Например, миф о Зевсе, который оплодотворил Данаю в форме золотого дождя, пролив над ней облако дождевое. Это описывается так, что герой, которого назвали Зевс, был просто человек, и он подкупил тюремщиков золотом и так проник к Данае. Вы видите, что чрезвычайно простое толкование относительно самого Зевса. Дальше даже Эвгемер рассказывает, что Зевса видели у берегов Аравии, и после смерти он был похоронен на острове Крите, и жители города Хиоса до сих пор показывают его могилу. Таким образом, бог обращен в героя и из бессмертного стал смертным. Конечно, это подход не научный и не соответствующий действительности.
Между прочим, вопрос о смертности богов – вопрос чрезвычайно интересный, и мы будем рассматривать его, когда будем рассматривать, как явилась смерть в мир. Сначала она победила человека, а потом стала обязательной для богов. Но смерть богов в мифологии появилась не как переделка из жизни настоящих героев, а в подходе к общему вопросу о появлении смерти в мир.
Возьмем легенду о волчице. «Лупа» – «волчица» по-латыни одновременно значит и «непотребная женщина». И вот объясняет легенду эту так, что была какая-то девка, и у нее была подруга Сильвия – весталка, которая пошла по дурному пути и которая имела незаконную связь с богом Марсом и родила ему двух детей. После того как она сбежала, эта девица, ее подруга, и воспитала двух близнецов.
Интересно также, что относительно Кира там есть тоже такое предание. По религиозному мифологическому преданию Кир был тоже вскормлен собакой, которая так же чудесно нашла его, как волчица Ромула и Рема.
Перейдем от мифологии к еврейству и христианству. Тут мы встречаем то же самое, этот эвгемерический подход. Переход евреев через Черемное море, которое перед ними расступилось. Библия состоит из двух элементов: из древнего и более позднего; и вот по более позднему мы читаем, что «гнал господь море сильным восточным ветром всю ночь, и стало море сушею». Это Исход, глава 14, стих 21. Здесь два подхода: с одной стороны, это есть чудо. Но если это чудо, то не нужно было ветра, бог приказал Моисею, он протянул бы свой жезл, и море расступилось бы, но если ветер гнал, то сделать еще шаг – и чуда не будет, потому что какое же чудо, раз ветер гнал. Это очевидно эвгемеризм, попытка объяснить чудо каким-то естественным явлением. И в богословии XIX века этот подход продолжается еще дальше. Мы даже имеем такое объяснение, что евреи будто перешли море потому, что они знали брод, когда во время северо-восточного ветра море осушалось.
Надо сказать, что эвгемеризм не исчез и до современности.

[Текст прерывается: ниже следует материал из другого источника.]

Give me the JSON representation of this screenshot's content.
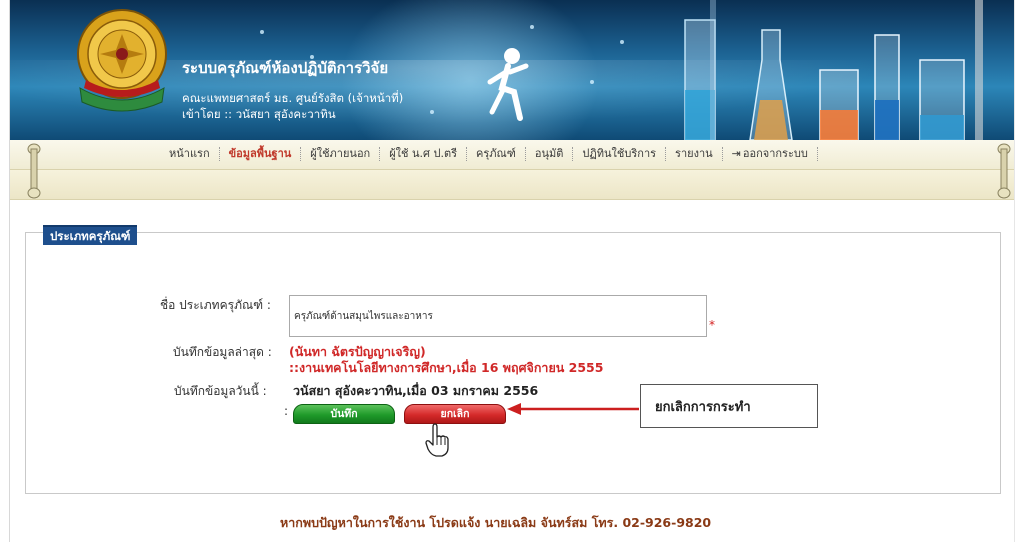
{
  "site": {
    "title": "ระบบครุภัณฑ์ห้องปฏิบัติการวิจัย",
    "faculty": "คณะแพทยศาสตร์ มธ. ศูนย์รังสิต (เจ้าหน้าที่)",
    "login_as": "เข้าโดย :: วนัสยา สุอังคะวาทิน"
  },
  "menu": [
    {
      "label": "หน้าแรก",
      "active": false
    },
    {
      "label": "ข้อมูลพื้นฐาน",
      "active": true
    },
    {
      "label": "ผู้ใช้ภายนอก",
      "active": false
    },
    {
      "label": "ผู้ใช้ น.ศ ป.ตรี",
      "active": false
    },
    {
      "label": "ครุภัณฑ์",
      "active": false
    },
    {
      "label": "อนุมัติ",
      "active": false
    },
    {
      "label": "ปฏิทินใช้บริการ",
      "active": false
    },
    {
      "label": "รายงาน",
      "active": false
    },
    {
      "label": "ออกจากระบบ",
      "active": false
    }
  ],
  "panel": {
    "title": "ประเภทครุภัณฑ์"
  },
  "form": {
    "name_label": "ชื่อ ประเภทครุภัณฑ์ :",
    "name_value": "ครุภัณฑ์ด้านสมุนไพรและอาหาร",
    "required_mark": "*",
    "last_saved_label": "บันทึกข้อมูลล่าสุด :",
    "last_saved_line1": "(นันทา ฉัตรปัญญาเจริญ)",
    "last_saved_line2": "::งานเทคโนโลยีทางการศึกษา,เมื่อ 16 พฤศจิกายน 2555",
    "today_label": "บันทึกข้อมูลวันนี้ :",
    "today_value": "วนัสยา สุอังคะวาทิน,เมื่อ 03 มกราคม 2556",
    "buttons_colon": ":",
    "save_label": "บันทึก",
    "cancel_label": "ยกเลิก"
  },
  "callout": {
    "text": "ยกเลิกการกระทำ"
  },
  "footer": {
    "text": "หากพบปัญหาในการใช้งาน โปรดแจ้ง นายเฉลิม จันทร์สม โทร. 02-926-9820"
  },
  "colors": {
    "panel_title_bg": "#1e4f8d",
    "active_menu": "#c0392b",
    "save_button": "#1f9a2a",
    "cancel_button": "#d52a2a",
    "footer_text": "#8a3a16"
  }
}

Я указал уже, что и в современном богословии эта попытка объяснить чудесное каким-то естественным методом остается в полной силе. Я сошлюсь на тот симбиоз, который религия хочет сделать с пантеизмом и геологией, что мироздание совершилось в 6 дней, и как-нибудь эти 6 дней подогнать к геологии, предполагая, что эти 6 дней есть 6 геологических периодов, которые продолжались, каждый из них, много тысячелетий, десятки и сотни тысячелетий. И если это так, то нет никакого чуда, что бог сотворил мир.
Это есть попытка чудесные явления связать вместе с естественными явлениями. Это делает также и наука.

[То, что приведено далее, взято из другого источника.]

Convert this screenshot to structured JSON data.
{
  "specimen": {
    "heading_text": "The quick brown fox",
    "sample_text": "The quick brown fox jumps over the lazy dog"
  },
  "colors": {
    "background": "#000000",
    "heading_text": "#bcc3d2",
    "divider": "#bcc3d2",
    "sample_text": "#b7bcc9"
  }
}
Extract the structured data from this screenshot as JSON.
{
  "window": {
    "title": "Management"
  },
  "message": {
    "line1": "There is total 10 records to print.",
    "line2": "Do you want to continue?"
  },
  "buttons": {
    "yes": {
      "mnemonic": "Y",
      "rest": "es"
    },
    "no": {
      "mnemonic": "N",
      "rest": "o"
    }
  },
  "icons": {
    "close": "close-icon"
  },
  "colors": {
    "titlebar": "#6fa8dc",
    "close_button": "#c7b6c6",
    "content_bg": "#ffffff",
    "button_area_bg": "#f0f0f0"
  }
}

Сказания о Полифеме, гиганте, циклопе, который отрывал скалы, или о титанах-великанах, которые якобы могли нагромождать горы, обязаны своим происхождением несомненно чрезвычайно развитой вере в силу у великанов. В преданиях о великанах и гигантах эти образы получеловеческой, полубожественной сверхъестественной силы построены так, что люди наблюдали великанов, необыкновенных силачей, и воспоминания об этих силачах получили в мифологии подход, конечно, чисто естественный.

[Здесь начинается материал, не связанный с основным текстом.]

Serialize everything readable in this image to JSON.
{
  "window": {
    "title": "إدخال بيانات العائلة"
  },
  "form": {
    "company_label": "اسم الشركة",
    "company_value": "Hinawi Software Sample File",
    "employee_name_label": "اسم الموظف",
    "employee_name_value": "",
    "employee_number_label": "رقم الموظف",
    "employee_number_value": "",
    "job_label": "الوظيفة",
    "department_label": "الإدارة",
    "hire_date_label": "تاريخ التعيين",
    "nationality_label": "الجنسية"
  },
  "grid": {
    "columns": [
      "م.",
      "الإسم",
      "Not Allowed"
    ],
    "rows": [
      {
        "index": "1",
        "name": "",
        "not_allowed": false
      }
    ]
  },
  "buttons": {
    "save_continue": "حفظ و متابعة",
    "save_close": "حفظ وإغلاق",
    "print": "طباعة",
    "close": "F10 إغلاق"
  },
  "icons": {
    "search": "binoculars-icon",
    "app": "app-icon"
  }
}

Есть еще попытка объяснить дарвинизм так, чтобы было и научно, и божественно. Вспомним современный знаменитый «обезьяний» процесс в Америке, где судили Джона Скоупса за то, что он объяснял, что человек произошел от обезьяны. Правда, этот процесс пошел ему на пользу, так как он сделался знаменитым в Америке и сделал на этом процессе деньги.
Итак, мы имеем два подхода: первый момент – это подход либеральный и момент второй – подход революционный.
Второй подход – это подход элементарного отрицания религиозных явлений и выставление в виде антитеза к предыдущему подходу безбожия. Корень безбожия имеет тоже чрезвычайно древний характер, оно восходит к отдаленной эпохе, к самому началу религии. Не только наука вечно воевала с религией, но и в религиозном анализе постоянно был момент отрицания, момент элементарного атеизма, не только деизма, но и атеизма. Это есть чрезвычайно древний подход к объяснению религии, и атеизм – это тоже есть религиозная система. Гностицизм еще можно исключить как религиозную систему, но атеизм, который говорит, что ничего нет, – это тоже религиозный подход.
Надо сказать, что среди первобытных народов, среди которых мне приходилось бывать, как, например, чукчи и эскимосы, наряду с шаманами, которые погрязли в гуще обрядов, мне приходилось встречать таких мыслителей, которые на основании здравого смысла и личного опыта говорили, что ничего такого нет.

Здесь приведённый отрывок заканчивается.